В романе Путин, ставший «стихийным даосом», озабочен освоением мудрости китайского учения — в то время как его окружение решает само по себе «проблему третьего срока», а чеченцы захватывают АЭС, после взрыва которой при соответствующем направлении ветра ядерное облако погубит Москву. Этот эпизод, кстати говоря, имеет прямую аналогию с фрагментом романа Юлии Латыниной «Джаханнам»[362], в котором террористы захватывают нефтеперегонный завод и возникает угроза отравления близлежащего города — в случае, если емкости с химическими реагентами будут взорваны при соответствующем направлении ветра. Этот страх перед «террористическим Чернобылем» выдает отдельную социальную фобию, в последние годы, кажется, тоже свойственную нашей стране (впрочем, описания подобных ситуаций присутствуют и в западных кинобоевиках).
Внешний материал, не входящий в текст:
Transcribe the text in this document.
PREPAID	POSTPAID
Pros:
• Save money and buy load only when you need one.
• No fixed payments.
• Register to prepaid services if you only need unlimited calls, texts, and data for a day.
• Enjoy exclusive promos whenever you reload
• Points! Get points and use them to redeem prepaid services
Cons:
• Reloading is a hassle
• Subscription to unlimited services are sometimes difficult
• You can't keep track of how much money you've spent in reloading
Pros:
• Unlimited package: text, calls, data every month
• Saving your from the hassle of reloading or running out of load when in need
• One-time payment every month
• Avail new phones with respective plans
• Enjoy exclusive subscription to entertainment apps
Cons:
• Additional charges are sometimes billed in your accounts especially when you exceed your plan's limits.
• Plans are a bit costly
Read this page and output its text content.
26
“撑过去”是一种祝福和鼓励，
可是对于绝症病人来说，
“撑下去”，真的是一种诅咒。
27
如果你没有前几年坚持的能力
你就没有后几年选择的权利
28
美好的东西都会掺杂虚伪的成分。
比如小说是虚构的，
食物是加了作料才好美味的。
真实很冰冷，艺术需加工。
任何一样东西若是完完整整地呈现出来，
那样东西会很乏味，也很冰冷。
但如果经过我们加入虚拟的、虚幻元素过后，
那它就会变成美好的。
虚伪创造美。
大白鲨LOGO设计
Интрига с терактом и политическими катаклизмами начинается ближе к самому концу книги, так как до этого, кажется, все усилия автора ушли на создание максимально монструозного образа президента. Путин капризничает перед охраной, принимает на даче Березовского любовницу, командует муравьями в китайской хижине и т. п. Доренко навязчиво показывает, что Путин якобы не способен к мыслительной деятельности («сороку увидел на заборе и заинтересовался. А Петрович подумал, что государственные мысли и нехорошо перебивать…»), не может ничего решить самостоятельно, а во время угрозы теракта впадает в кататоническое состояние («во время страшных кризисов он <…> впадал в спасительный столбняк…», «Путин покорился судьбе…»[363]). Карикатурность этого образа за гранью пошлости тоже не случайна. Так, Лев Гудков писал, что российская власть, традиционно отчужденная от обывателя, может либо идеализироваться, либо «становится объектом поношения, возмущения, когда она воспринимается лишь как чисто фактический управляющий». В последнем случае «медленно идущие процессы разгосударствления принимают форму новых, десакрализованных (например, телевизионных) представлений о власти как чем-то уродливом, слабом, шутовском и обыденном»[364]. Именно в таком, телевизионно-пародийном ключе Доренко выстраивает свою «критику» властных фигур, и президента в особенности.

Акцент в романе сделан на слабости, анемичности президента, его мертвенности (изучение даосизма ему нужно, чтобы обрести бессмертие, а «придворные кремлевские Мерлины» получили приказ изучить вопрос бессмертия, чуть ли не создать клон Путина); «…у него лицо было, как у киборга без батареек». Этот гротескный портрет, как и образы московских бояр в романе Алексея Иванова «Сердце Пармы», символизирует безликость власти, бездушность, ее мертвенность и пустотность (разговоры о китайской философии, поездка в Китай к духовному наставнику[365] вращаются вокруг понятия Дао, идентичного Великой Пустоте).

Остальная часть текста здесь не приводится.